The move comes just weeks ahead of a planned visit by US President Joe Biden which the government had been counting on to help boost regional security ties against Israel‘s longtime enemy Iran.

However the eight-party coalition, including hard-right, liberal and Arab parties with deep differences on questions from religion to the Palestinian issue, had faced growing strains as its slight majority was cut by defections.

“I think the government did very good work over the past year. It’s a shame the country has to be dragged into elections,” said Defence Minister Benny Gantz, head of a centrist party in the coalition.

“But we will continue to function as a temporary government as much as possible,” he said.

A date for the snap parliamentary election was not announced, but Israeli media reported it was likely to take place in October.

Lapid said he would not wait until new elections to address the problems facing Israel.

“We need to tackle the cost of living, wage the campaign against Iran, Hamas and Hezbollah, and stand against the forces threatening to turn Israel into a non-democratic country,” he said.

Bennett, a former commando and tech millionaire who entered national politics in 2013, defended his government’s record, saying it had boosted economic growth, cut unemployment and eliminated the deficit for the first time in 14 years.

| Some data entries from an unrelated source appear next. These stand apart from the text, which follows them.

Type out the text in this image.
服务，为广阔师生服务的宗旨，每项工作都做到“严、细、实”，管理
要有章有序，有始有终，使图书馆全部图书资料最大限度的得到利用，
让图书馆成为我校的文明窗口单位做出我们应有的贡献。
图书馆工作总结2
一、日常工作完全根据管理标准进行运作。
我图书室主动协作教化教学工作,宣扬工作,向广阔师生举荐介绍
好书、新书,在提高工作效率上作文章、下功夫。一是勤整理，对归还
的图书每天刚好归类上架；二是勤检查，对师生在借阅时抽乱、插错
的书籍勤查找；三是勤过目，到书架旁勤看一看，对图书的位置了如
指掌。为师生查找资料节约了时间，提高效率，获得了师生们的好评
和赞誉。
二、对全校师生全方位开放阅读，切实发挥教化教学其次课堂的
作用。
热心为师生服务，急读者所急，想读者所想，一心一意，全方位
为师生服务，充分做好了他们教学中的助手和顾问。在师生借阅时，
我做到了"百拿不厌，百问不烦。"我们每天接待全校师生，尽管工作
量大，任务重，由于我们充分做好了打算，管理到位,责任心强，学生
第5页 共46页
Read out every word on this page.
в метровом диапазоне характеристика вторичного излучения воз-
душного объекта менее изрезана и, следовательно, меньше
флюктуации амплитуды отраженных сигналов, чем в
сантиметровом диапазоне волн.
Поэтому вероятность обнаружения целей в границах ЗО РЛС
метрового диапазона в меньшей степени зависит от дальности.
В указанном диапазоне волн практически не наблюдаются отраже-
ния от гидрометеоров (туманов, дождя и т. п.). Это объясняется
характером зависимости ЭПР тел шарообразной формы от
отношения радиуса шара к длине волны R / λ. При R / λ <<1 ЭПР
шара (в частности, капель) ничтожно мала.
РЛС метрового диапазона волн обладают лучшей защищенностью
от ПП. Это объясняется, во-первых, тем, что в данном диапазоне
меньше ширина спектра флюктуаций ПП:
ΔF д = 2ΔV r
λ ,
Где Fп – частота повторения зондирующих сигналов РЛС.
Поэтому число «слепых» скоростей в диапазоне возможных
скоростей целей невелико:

Bennett commented that in recent weeks, “we did whatever we could to save this government, not for us, but for the benefit of the country.” He said he had “held many talks and understood that if the Knesset did not dissolve within 10 days, Israel’s security would be severely harmed,” referring to the temporary laws applying Israeli law to settlers scheduled to expire at the end of the month, with opposition parliamentarians refusing to back their extension.

“Unlike the opposition, which turned Israel’s security into a political pawn, I refused to harm Israel’s security for even one day,” Bennett added.

Netanyahu, who has vowed a comeback despite facing trial for corruption, said Likud would lead the next government and he poured scorn on Bennett, a right-wing politician who was once one of his closest aides.

“This is an evening of great news for millions of citizens in Israel,” he said. “It’s clear to everyone that this government has been the biggest failure in the country’s history.”